Presentato il Rapporto “L’Italia del riciclo 2019”.

Fluttero (FISE Unicircular): dobbiamo capire che economia circolare non è un altro modo di chiamare il riciclo, ma un diverso modello economico che deve coinvolgere tutti

Un sistema economico e produttivo “sostenibile” presuppone che il prelievo di materie prime dalla natura sia ridotto al minimo indispensabile. Per far questo da un lato serve una progettazione più ecologica che assicuri prodotti più duraturi e che richiedono meno risorse naturali per produrli. Dall’altro è necessario recuperare e riciclare il più possibile, e questo è vero a maggior ragione per un paese come l’Italia, povero di materie prime.

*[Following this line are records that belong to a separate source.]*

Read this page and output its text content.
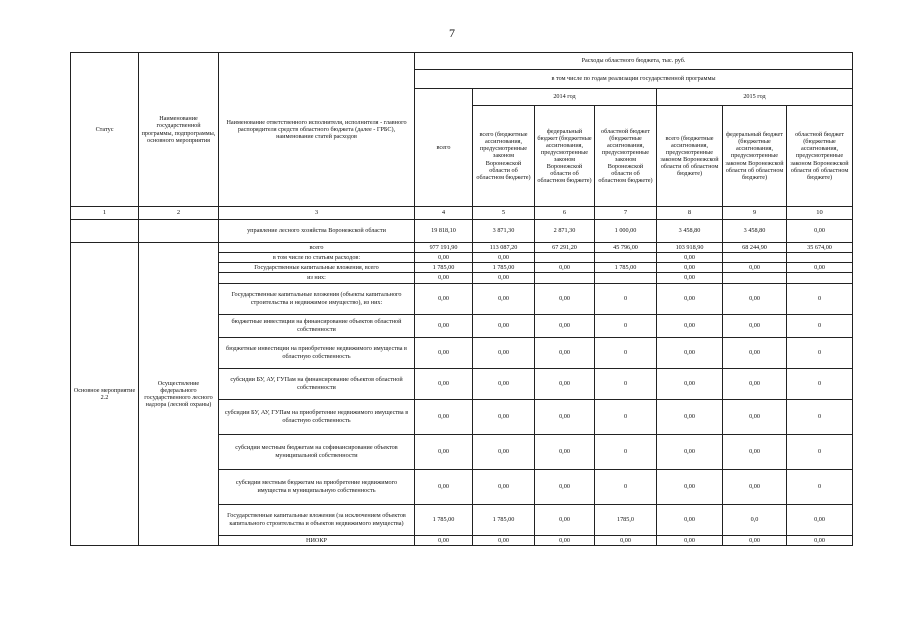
7
Статус	Наименование государственной программы, подпрограммы, основного мероприятия	Наименование ответственного исполнителя, исполнителя - главного распорядителя средств областного бюджета (далее - ГРБС), наименование статей расходов	Расходы областного бюджета, тыс. руб.						
			в том числе по годам реализации государственной программы						
			всего	2014 год			2015 год		
				всего (бюджетные ассигнования, предусмотренные законом Воронежской области об областном бюджете)	федеральный бюджет (бюджетные ассигнования, предусмотренные законом Воронежской области об областном бюджете)	областной бюджет (бюджетные ассигнования, предусмотренные законом Воронежской области об областном бюджете)	всего (бюджетные ассигнования, предусмотренные законом Воронежской области об областном бюджете)	федеральный бюджет (бюджетные ассигнования, предусмотренные законом Воронежской области об областном бюджете)	областной бюджет (бюджетные ассигнования, предусмотренные законом Воронежской области об областном бюджете)
1	2	3	4	5	6	7	8	9	10
		управление лесного хозяйства Воронежской области	19 818,10	3 871,30	2 871,30	1 000,00	3 458,80	3 458,80	0,00
Основное мероприятие 2.2	Осуществление федерального государственного лесного надзора (лесной охраны)	всего	977 191,90	113 087,20	67 291,20	45 796,00	103 918,90	68 244,90	35 674,00
		в том числе по статьям расходов:	0,00	0,00			0,00		
		Государственные капитальные вложения, всего	1 785,00	1 785,00	0,00	1 785,00	0,00	0,00	0,00
		из них:	0,00	0,00			0,00		
		Государственные капитальные вложения (объекты капитального строительства и недвижимое имущество), из них:	0,00	0,00	0,00	0	0,00	0,00	0
		бюджетные инвестиции на финансирование объектов областной собственности	0,00	0,00	0,00	0	0,00	0,00	0
		бюджетные инвестиции на приобретение недвижимого имущества в областную собственность	0,00	0,00	0,00	0	0,00	0,00	0
		субсидии БУ, АУ, ГУПам на финансирование объектов областной собственности	0,00	0,00	0,00	0	0,00	0,00	0
		субсидии БУ, АУ, ГУПам на приобретение недвижимого имущества в областную собственность	0,00	0,00	0,00	0	0,00	0,00	0
		субсидии местным бюджетам на софинансирование объектов муниципальной собственности	0,00	0,00	0,00	0	0,00	0,00	0
		субсидии местным бюджетам на приобретение недвижимого имущества в муниципальную собственность	0,00	0,00	0,00	0	0,00	0,00	0
		Государственные капитальные вложения (за исключением объектов капитального строительства и объектов недвижимого имущества)	1 785,00	1 785,00	0,00	1785,0	0,00	0,0	0,00
		НИОКР	0,00	0,00	0,00	0,00	0,00	0,00	0,00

Su questo fronte alcune buone notizie arrivano dal decimo Rapporto “L’Italia del Riciclo”, promosso e realizzato dalla Fondazione per lo Sviluppo Sostenibile e da FISE UNICIRCULAR, l’Unione delle Imprese Economia Circolare.
Secondo il rapporto l’Italia è al terzo posto in Europa per il riciclo degli imballaggi con un tasso di riciclo del 67%. Alcune filiere come carta, legno, plastica, vetro, alluminio e acciaio hanno già raggiunto, o quasi, gli obiettivi europei al 2025, che prevedono un tasso di riciclo del 65%, e quelli del 2030 (70%). Su altri settori, in particolare sulla raccolta dei RAEE (i rifiuti di apparecchiature elettriche ed elettroniche) e delle pile che molti cittadini ancora smaltiscono nell’indifferenziato.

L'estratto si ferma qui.